Immediately after the surrender of New Orleans, Farragut had desired to proceed against the port of Mobile, Alabama, which was so strongly fortified that all attempts to close it had been in vain, and which was the only important port left open to the Confederates. But the government decided that Mobile could wait a while, and sent him, instead, to open the Mississippi. That task accomplished, the time had come for him to attempt the greatest of his career—greater, even, than his capture of New Orleans, and much more hazardous. In the spring of 1864, he was in the Gulf, preparing for the great enterprise.
Mobile harbor was defended by works so strong and well-placed that it was considered well-nigh impregnable. The Confederates had realized the importance of keeping this, their last port, open, so that they could communicate with the outer world, and had spared no pains to render it so strong that they believed no attack could subdue it. Two great forts, armed with heavy and effective artillery, guarded the entrance; the winding channel was filled with torpedoes, and in the inner harbor was a fleet of gunboats, and, most powerful of all, the big, ironclad ram, Tennessee. In charge of the Tennessee was the same man who had guided the Merrimac on her fatal visit to Hampton Roads, Franklin Buchanan, but the Tennessee was a much more powerful vessel than the Merrimac had ever been, and it was thought that nothing afloat could stand against her.
It was this position, then, which, at daybreak of August 5, 1864, Farragut sailed in to assault. His fleet consisted of four ironclad monitors, and fourteen wooden vessels, and his preparations were made most carefully, for he fully realized the gravity of the task before him. He himself was in his old flagship, the Hartford, and mounting into the rigging to be above the smoke, he was lashed fast there, so that he would not fall to the deck, in case a bullet struck him. The thought of that brave old leader taking that exposed position so that he might handle his fleet more ably will always be a thrilling one—and the event proved how wise he was in choosing it.

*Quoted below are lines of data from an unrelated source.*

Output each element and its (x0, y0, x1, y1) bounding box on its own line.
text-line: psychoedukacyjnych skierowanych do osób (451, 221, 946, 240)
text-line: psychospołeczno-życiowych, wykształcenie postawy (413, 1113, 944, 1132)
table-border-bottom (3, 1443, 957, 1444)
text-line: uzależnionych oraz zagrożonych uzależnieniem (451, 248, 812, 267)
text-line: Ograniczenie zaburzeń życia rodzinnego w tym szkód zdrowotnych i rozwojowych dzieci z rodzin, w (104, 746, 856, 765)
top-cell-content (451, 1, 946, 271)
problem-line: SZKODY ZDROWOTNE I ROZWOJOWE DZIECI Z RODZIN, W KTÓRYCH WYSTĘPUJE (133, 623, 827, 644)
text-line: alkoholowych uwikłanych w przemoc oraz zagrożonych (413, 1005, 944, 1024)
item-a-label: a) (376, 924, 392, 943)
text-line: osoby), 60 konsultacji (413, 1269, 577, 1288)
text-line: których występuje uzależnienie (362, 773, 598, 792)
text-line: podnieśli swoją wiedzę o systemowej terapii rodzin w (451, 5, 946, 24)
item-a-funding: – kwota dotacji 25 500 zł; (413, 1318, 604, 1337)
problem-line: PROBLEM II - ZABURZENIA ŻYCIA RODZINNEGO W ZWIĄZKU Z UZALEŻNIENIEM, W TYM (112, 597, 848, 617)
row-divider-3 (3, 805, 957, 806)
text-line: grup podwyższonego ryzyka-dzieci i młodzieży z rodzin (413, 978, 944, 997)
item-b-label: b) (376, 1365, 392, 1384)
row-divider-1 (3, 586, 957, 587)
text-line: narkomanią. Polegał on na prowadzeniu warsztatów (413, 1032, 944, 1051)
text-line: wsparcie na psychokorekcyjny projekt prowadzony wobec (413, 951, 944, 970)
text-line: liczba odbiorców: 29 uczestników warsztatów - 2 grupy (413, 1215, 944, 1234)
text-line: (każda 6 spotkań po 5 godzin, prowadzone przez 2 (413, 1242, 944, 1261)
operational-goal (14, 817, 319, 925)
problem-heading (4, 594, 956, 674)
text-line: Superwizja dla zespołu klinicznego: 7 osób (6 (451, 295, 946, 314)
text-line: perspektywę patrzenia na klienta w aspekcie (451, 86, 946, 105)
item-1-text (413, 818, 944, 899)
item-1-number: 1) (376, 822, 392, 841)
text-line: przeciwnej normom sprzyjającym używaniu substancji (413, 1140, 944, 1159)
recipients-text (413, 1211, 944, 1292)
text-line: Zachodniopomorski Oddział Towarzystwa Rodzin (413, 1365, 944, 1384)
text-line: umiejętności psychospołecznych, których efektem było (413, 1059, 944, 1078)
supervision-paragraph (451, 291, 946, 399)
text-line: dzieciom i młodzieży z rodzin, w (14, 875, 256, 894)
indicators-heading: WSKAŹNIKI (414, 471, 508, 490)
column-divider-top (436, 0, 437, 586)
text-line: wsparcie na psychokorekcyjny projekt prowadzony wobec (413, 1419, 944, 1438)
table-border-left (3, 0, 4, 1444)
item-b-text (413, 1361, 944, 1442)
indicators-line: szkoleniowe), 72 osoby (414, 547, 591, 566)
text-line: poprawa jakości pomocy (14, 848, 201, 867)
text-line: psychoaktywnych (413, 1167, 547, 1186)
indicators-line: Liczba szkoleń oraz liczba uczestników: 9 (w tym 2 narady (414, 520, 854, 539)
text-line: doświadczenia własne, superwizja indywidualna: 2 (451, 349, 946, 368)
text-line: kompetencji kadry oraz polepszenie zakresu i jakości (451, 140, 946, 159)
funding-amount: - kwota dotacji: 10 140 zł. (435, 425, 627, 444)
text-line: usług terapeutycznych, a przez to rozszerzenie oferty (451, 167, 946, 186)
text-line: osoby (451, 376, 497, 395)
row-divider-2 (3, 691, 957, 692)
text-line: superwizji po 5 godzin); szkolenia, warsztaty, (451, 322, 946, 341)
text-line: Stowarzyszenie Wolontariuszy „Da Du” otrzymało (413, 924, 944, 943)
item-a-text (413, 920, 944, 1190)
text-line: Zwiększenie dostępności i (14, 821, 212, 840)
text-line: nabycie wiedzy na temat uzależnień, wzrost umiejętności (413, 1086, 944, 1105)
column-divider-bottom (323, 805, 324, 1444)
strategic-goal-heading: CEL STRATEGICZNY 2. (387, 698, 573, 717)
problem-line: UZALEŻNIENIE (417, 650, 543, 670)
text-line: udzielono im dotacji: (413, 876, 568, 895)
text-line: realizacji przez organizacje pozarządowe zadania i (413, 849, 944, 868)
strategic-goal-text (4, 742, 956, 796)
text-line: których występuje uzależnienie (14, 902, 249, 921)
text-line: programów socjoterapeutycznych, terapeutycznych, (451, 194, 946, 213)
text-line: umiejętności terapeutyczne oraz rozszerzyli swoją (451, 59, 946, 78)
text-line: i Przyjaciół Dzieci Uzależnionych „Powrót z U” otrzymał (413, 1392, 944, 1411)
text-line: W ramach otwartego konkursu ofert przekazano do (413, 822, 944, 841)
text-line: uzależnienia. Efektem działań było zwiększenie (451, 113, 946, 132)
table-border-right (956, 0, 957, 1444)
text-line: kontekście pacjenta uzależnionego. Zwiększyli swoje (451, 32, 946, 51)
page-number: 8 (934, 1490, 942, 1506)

The word was given, and, at half past six in the morning, the monitors took their stations, while the wooden ships formed in column, the plan being for the monitors, with their iron sides, to steam in between the wooden ships and the forts, and so protect them as much as possible. The light vessels were lashed each to the left of one of the heavier ones, so that each pair of ships was given a double chance to escape, should one be rendered helpless by a shot in the boiler, or in some other vital portion of her machinery. The Brooklyn was at the head of the column, while the Hartford came second, and the others followed. In this order, the fleet advanced to the attack.
There was an unwonted stillness on the ships as they swung in towards the harbor mouth, for every man felt within him a vague unrest caused by one awful and mysterious peril, the torpedoes. For the forts, the gunboats, even the great ironclad, the men cared nothing—they had met such perils before—but lurking beneath the water was a horror not to be guarded against. They knew that these deadly mines were scattered along the channel through which they must make their way, and that any moment might be the end of some proud vessel.